1. Get the characters
2. Initialize a seed with the value 0
3. Loop through each character, adding the characters' value times it's position to the seed
4. Return the seed


But that's not good either. With a large password, you would get huge skips in numbers if you modify the last number. That's bad, because you want the most permutations possible for a random number generator.

Example:

Last character(12) has a value of 10
10 * 12 = 120
Then you change it to 11
11 * 12 = 132
^ gap of 12


Then I changed step 4 into this:

4. Return the seed divided by the length of the key


That's not a good option either, because with large passwords it wouldn't really matter what the value was of the first character in order to make a difference.

Example:

Password size: 10
1/10 = 0
8/10 = 0


So what's a good method for user-based passwords?

• If you use a pseudorandom generator to generate the keystream, it's not a one-time pad. – yyyyyyy Jan 4 '15 at 15:07
• @yyyyyyy I know, if you have a random seed, that is used for a PRNG, it's sort of time pad. That's why I said based, but I should rename it to inspired.
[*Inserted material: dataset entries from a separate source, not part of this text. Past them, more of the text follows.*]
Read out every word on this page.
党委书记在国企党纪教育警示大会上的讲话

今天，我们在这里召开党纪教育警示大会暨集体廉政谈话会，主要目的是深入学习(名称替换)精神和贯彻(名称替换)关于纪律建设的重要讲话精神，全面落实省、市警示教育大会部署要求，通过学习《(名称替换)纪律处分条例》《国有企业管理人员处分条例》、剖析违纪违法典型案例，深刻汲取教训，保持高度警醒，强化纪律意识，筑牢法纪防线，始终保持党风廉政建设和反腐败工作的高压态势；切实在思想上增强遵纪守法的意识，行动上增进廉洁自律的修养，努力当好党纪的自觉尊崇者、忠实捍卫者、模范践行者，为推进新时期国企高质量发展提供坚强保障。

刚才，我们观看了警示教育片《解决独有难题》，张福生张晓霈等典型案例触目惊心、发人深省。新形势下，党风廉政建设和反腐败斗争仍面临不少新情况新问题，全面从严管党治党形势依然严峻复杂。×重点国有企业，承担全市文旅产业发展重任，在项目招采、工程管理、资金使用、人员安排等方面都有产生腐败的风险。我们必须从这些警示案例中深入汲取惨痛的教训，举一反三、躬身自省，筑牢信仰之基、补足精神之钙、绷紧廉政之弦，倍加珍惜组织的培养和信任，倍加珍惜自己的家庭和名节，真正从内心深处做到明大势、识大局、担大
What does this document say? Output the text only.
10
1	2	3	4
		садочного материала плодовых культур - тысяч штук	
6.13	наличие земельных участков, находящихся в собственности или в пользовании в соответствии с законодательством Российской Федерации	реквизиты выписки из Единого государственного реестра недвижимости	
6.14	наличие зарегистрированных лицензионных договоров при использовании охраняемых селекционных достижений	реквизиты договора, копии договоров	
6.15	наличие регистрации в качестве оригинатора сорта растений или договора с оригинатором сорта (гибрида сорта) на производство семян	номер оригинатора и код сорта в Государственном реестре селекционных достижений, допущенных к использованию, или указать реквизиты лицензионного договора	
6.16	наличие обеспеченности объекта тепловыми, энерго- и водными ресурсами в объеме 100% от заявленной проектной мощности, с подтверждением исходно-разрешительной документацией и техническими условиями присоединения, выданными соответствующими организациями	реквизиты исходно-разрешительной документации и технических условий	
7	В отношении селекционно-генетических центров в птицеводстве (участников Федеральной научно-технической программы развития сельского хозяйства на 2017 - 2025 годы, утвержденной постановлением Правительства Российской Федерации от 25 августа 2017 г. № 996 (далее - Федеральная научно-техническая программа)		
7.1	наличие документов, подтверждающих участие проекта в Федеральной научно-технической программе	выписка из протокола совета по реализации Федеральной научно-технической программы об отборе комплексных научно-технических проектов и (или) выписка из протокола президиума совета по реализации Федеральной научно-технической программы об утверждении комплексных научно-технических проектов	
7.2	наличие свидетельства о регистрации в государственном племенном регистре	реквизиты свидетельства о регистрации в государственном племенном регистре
Thanks. – joppiesaus Jan 4 '15 at 15:10
• @joppiesaus: Just rename it to what it is: A stream cipher. ;) – Nova Jan 4 '15 at 15:15
• To turn a password into a key, you need to perform key stretching using a Password-Based Key Derivation Function. Examples (from passable to good) are PBKDF2, BCrypt, and Scrypt. Anything lesser (like a hash) will be terribly vulnerable to password guessing. $\;$ (update) Turns out Giles just said it! – fgrieu Jan 4 '15 at 15:43

A key stretching function is a particular kind of key derivation function that adds an element of slowness. This is necessary when the input consists of low-entropy data such as a password. The legitimate user only has to calculate the result once, but an attacker who attempts to guess the password has to make the calculation once per guess, so the slowness hurts the attacker more than the legitimate user. Note that the function must be designed so that each attempt requires a complete new calculation: there is no work that can be factored between computing f(Hello) and f(Hellp).